The question I’ve seen posted many times on forums is of how to use ICM on the fly, ie, during a tournament – especially a live one – when you can’t use ICM tools to model the situation more accurately. The following rules of thumb should help with decision making:
The bigger the next pay jump, the higher the bubble factor
When bubble factor is high, the less cEV translates into $EV, so the less difference adding more chips to your stack will increase your true equity in the tournament. Be more prepared to push a larger stack, less likely to call off a larger stack, and narrow your range in both cases.
If players to your left can bust you, narrow your range
Bubble factor is highest when you can bust, so push better hands if the players left to act have bigger stacks than you.
If you’re less skilful than your table, be more likely to be the first to get your stack in
But remember to leave your opponents the correct odds to fold. If you don’t have much fold equity (including noting whether the big stacks at the table are loose), tighten up regardless. The converse also applies: if you feel you have a skill advantage, be less likely to get involved without a decent hand.

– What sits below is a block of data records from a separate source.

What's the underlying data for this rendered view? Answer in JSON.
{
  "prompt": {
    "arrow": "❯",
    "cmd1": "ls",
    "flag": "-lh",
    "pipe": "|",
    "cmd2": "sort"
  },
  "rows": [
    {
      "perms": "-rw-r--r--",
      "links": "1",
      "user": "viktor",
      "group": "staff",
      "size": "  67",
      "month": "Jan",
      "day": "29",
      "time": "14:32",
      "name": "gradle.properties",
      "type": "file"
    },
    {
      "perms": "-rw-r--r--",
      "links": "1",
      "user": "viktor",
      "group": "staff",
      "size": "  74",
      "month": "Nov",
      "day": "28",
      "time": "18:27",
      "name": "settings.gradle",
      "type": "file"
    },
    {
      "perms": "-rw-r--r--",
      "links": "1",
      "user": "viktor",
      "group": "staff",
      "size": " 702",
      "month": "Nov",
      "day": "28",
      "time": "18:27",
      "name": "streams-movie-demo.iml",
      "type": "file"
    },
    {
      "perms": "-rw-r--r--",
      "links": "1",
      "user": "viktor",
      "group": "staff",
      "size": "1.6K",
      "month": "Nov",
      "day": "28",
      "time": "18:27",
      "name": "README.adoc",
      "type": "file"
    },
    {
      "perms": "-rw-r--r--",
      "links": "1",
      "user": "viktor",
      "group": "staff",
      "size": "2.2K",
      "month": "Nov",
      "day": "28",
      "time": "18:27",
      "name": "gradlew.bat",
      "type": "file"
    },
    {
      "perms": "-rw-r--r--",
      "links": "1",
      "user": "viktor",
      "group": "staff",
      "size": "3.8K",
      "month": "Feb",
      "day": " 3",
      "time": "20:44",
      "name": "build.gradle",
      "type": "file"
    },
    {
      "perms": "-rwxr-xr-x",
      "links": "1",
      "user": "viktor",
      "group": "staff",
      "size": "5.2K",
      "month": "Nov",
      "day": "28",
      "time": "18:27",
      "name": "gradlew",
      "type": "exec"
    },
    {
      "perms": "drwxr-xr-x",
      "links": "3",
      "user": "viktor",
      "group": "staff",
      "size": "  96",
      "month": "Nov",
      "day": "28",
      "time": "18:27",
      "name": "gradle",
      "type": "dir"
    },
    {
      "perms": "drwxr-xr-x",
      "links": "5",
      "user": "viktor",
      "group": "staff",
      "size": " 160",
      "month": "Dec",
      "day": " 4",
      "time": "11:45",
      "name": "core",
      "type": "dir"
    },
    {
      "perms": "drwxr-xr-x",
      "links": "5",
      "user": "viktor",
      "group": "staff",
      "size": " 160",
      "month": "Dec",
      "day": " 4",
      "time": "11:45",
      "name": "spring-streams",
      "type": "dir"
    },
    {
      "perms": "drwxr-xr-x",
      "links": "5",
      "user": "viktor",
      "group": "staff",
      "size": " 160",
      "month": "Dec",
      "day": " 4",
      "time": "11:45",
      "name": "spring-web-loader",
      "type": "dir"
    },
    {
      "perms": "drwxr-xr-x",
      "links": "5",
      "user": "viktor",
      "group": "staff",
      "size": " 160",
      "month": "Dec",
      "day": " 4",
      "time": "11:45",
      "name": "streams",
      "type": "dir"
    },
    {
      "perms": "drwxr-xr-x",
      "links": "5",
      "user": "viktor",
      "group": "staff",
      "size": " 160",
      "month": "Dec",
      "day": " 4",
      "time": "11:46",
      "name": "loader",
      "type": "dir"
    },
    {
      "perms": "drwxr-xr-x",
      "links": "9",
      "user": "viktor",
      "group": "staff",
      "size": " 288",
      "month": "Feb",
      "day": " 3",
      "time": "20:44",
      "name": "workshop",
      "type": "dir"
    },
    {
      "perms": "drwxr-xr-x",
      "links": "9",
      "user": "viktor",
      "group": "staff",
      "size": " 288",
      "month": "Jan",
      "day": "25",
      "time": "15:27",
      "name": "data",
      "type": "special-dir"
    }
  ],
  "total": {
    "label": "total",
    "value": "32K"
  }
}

If players are being too tight, loosen up, preferably by not committing your whole stack
This is the old-school advice, but there’s a caveat in the modern game: more people, even tight players, know the value of the reraise all in. Raise small more often, fold to the reshove more often, and keep a tally of how profitable this strategy is at the table. If it’s not working, tighten up a bit and wait for a good hand to raise/call with.
Keep an eye on the next level jump
Even the players savvy of ICM will get lost in the endless fold, fold, shove, fold. Many level jumps can reduce your M by a third, or as much as a half. The players who are aware of the next pay jump will be looser and more aggressive than those who aren’t. Adjust your play accordingly.